At least, that’s been the conventional wisdom for how antibiotic resistance develops. But a new study published in Nature on Wednesday paints a more complicated picture, showing that methicillin-resistant Staphylococcus aureus (better known as the superbug MRSA) evolved naturally 200 years ago—long before methicillin was ever introduced as a clinical antibiotic.
And the culprit responsible for MRSA might surprise you: hedgehogs. Behind those adorable faces and underneath those spiny exteriors, hedgehogs are basically living factories for producing MRSA.
Methicillin was first discovered as an antibiotic in 1959. The first reports of MRSA emerged in 1961 in the U.K. It usually takes decades for bacteria to evolve resistance to a popular antibiotic, so scientists have always been baffled by why it took less than two years for MRSA to pop up after methicillin was first introduced to the general population.
Meanwhile, it’s been known for a while that hedgehog bodies are vulnerable to fungal disease. In the last decade, there’s been a string of new research (spearheaded by Danish researcher Sophie Rasmussen) that’s shown hedgehogs in northern Europe carry both Staphylococcus aureus and a fungus called Trichophyton erinacei on their bodies. The fungus produces its own antibiotics to kill the bacteria, but some of these S. aureus strains have been able to evolve a natural resistance to those fungal antibiotics.
“This completely changed my perspective of how to look at MRSA and antibiotic resistance,” Jesper Larsen, a researcher at The State's Serum Institute in Copenhagen and the lead author of the new study, told The Daily Beast. “It meant there must have been some selective pressures in hedgehogs that caused them to carry MRSA.”
Through nasal and skin swabs of hundreds of hedgehogs originating from wildlife rescue centers, the new study found that hedgehogs across Europe and New Zealand carry high levels of an MRSA strain called mecC-MRSA. Larsen and his team specifically found that up to 60 percent of all wild hedgehogs in Denmark and Sweden carry mecC.
Furthermore, using gene sequencing techniques that could help date the MRSA-specific mutations, the team was able to determine that mecC first emerged on hedgehogs two centuries ago—well before methicillin was first used to treat humans and farm animals.
Ultimately, the authors believe that hedgehogs began as the first reservoir for MRSA, and this explains why MRSA was so quick to spread to livestock and humans later on even when methicillin had only just been introduced.
To be clear, the authors do not discount the role clinical antibiotics may have played in helping the growth of MRSA, which leads to more than 80,000 cases and 11,000 deaths in the U.S. every year. While the World Health Organization classifies MRSA as one of 12 “priority pathogens that threaten human health,” only about 1 in every 200 MRSA infections in humans are caused by the mecC strain. It must have further evolved in order to better adapt to humans, though hedgehog strains were a fertile starting point.

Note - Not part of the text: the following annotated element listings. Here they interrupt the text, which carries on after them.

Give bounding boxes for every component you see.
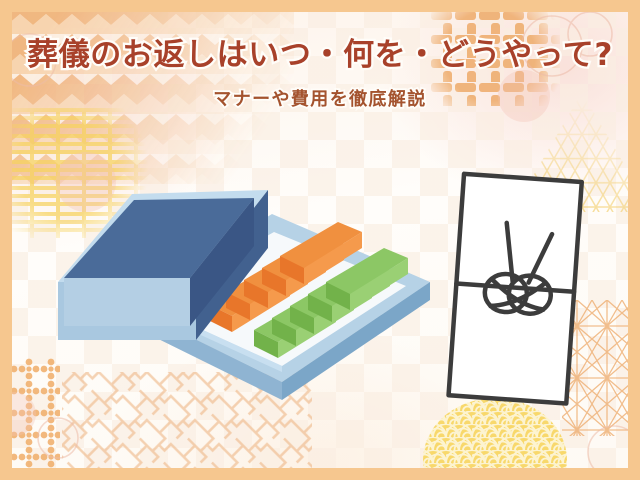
floral-komon-pattern bbox=[0, 358, 60, 480]
page-subtitle: マナーや費用を徹底解説 bbox=[0, 85, 640, 111]
koden-envelope-illustration bbox=[430, 166, 610, 416]
gift-box-illustration bbox=[58, 186, 438, 416]
heading-block: 葬儀のお返しはいつ・何を・どうやって? マナーや費用を徹底解説 bbox=[0, 38, 640, 111]
page-title: 葬儀のお返しはいつ・何を・どうやって? bbox=[0, 38, 640, 73]
thumbnail-card: 葬儀のお返しはいつ・何を・どうやって? マナーや費用を徹底解説 bbox=[0, 0, 640, 480]
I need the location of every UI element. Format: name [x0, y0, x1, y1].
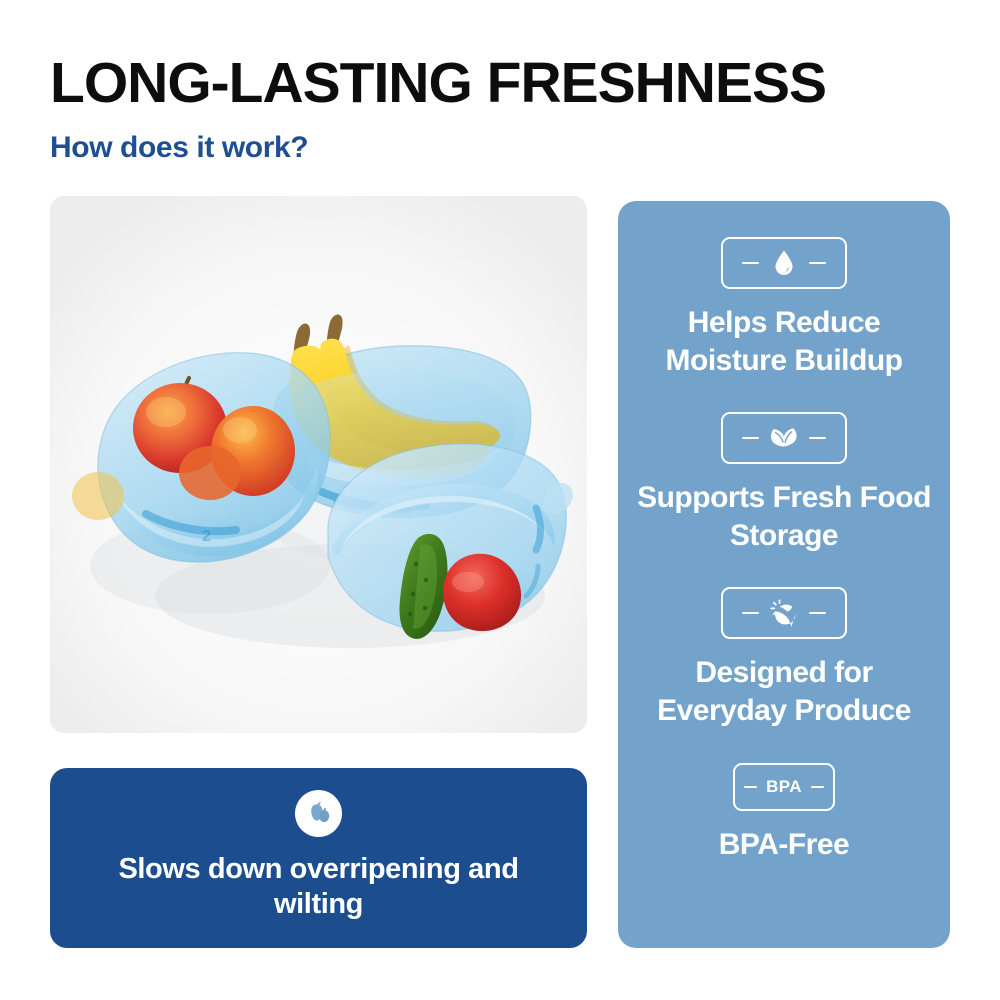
leaves-badge — [721, 412, 847, 464]
badge-dash-right — [809, 612, 826, 614]
water-drop-badge — [721, 237, 847, 289]
feature-item-produce: Designed for Everyday Produce — [628, 587, 940, 730]
badge-dash-left — [742, 612, 759, 614]
page-subtitle: How does it work? — [50, 133, 950, 163]
badge-dash-right — [811, 786, 824, 788]
badge-dash-left — [744, 786, 757, 788]
bpa-badge: BPA — [733, 763, 835, 811]
header: LONG-LASTING FRESHNESS How does it work? — [50, 55, 950, 163]
badge-dash-right — [809, 437, 826, 439]
badge-dash-right — [809, 262, 826, 264]
feature-panel: Helps Reduce Moisture Buildup Supports F… — [618, 201, 950, 948]
water-drop-icon — [768, 246, 800, 280]
pear-apple-icon — [295, 790, 342, 837]
feature-label-bpa: BPA-Free — [719, 826, 849, 864]
svg-text:2: 2 — [202, 528, 211, 545]
highlight-text: Slows down overripening and wilting — [84, 852, 554, 923]
feature-item-moisture: Helps Reduce Moisture Buildup — [628, 237, 940, 380]
fruit-sparkle-icon — [768, 596, 800, 630]
feature-label-produce: Designed for Everyday Produce — [634, 654, 934, 730]
badge-dash-left — [742, 262, 759, 264]
fruit-sparkle-badge — [721, 587, 847, 639]
feature-item-bpa: BPA BPA-Free — [628, 763, 940, 864]
badge-dash-left — [742, 437, 759, 439]
product-photo-illustration: 2 — [50, 196, 587, 733]
page-title: LONG-LASTING FRESHNESS — [50, 55, 950, 112]
leaves-icon — [768, 421, 800, 455]
product-photo: 2 — [50, 196, 587, 733]
feature-label-storage: Supports Fresh Food Storage — [634, 479, 934, 555]
bpa-badge-text: BPA — [766, 778, 802, 795]
feature-item-storage: Supports Fresh Food Storage — [628, 412, 940, 555]
feature-label-moisture: Helps Reduce Moisture Buildup — [634, 304, 934, 380]
highlight-card: Slows down overripening and wilting — [50, 768, 587, 948]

Larsen cautions there should not be a huge concern that hedgehogs—domestic or wild—are going to suddenly infect us all with MRSA. “Apparently, we have been living with this problem in hedgehogs for 200 years, even before we had antibiotics,” he said. “So no, it's not a big problem.”
But what the study does do, said Larsen, is provide new insight into understanding the current antibiotic crisis. Random mutations can appear all the time, but they only stick around when there’s pressure to keep them. In this case, hedgehogs seem to be the origin point for MRSA genes, but these antibiotics in humans have helped maintain those genes in certain S. aureus strains.
Larsen and his team are keen to know whether other interactions between antibiotic-producing fungi and bacteria are happening in other host animals as well. There’s a bit of hope these studies could lead to a breakthrough into developing a silver-bullet solution for MRSA and other superbugs—one that ends the evolutionary arms race permanently.